The clearest message from years of manufacturing specialty heterocycles is that trust comes from delivering what users want—not just a chemical but a platform for their next exploration. Reported batch stability, shipment resilience, and consistent fine-structure spectra draw clients back to our door.
With every lot shipped, we know someone depends on our attention to the details: a bench chemist waiting on reactivity data, a project manager balancing milestone delivery, or a regulatory specialist documenting every gram received. Our experience with 3-Cyano-1-(2-fluorobenzyl)-1H-pyrazolo[3,4-b]pyridine has underscored this lesson tenfold. Our production floor does not run on autopilot; our process developers and QC team maintain ongoing dialogue—making sure every drum meets the standard, every report tells the full story, and every client gets both the chemical and the backing they count on.

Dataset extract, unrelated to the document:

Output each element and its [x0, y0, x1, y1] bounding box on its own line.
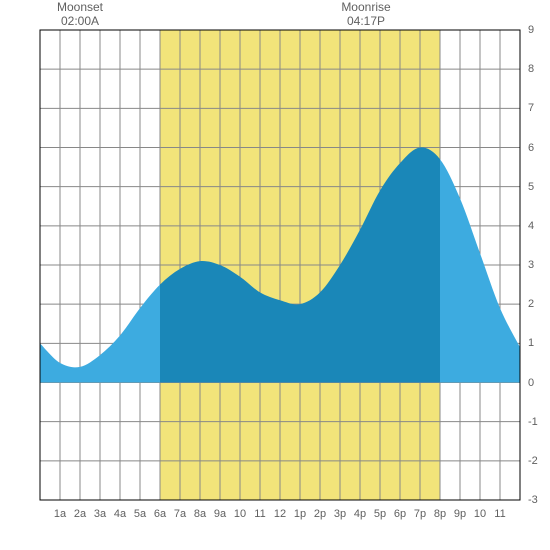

Daily, our business is to sweat the details others dismiss. We see each new order of this compound as a chance to refine, learn, and reinforce the network connecting innovation to practical supply. The experience has not only grown our capability but sharpened our instincts. From specification to shelf, from handshake to handshake, 3-Cyano-1-(2-fluorobenzyl)-1H-pyrazolo[3,4-b]pyridine stays as much a part of our story as it does yours.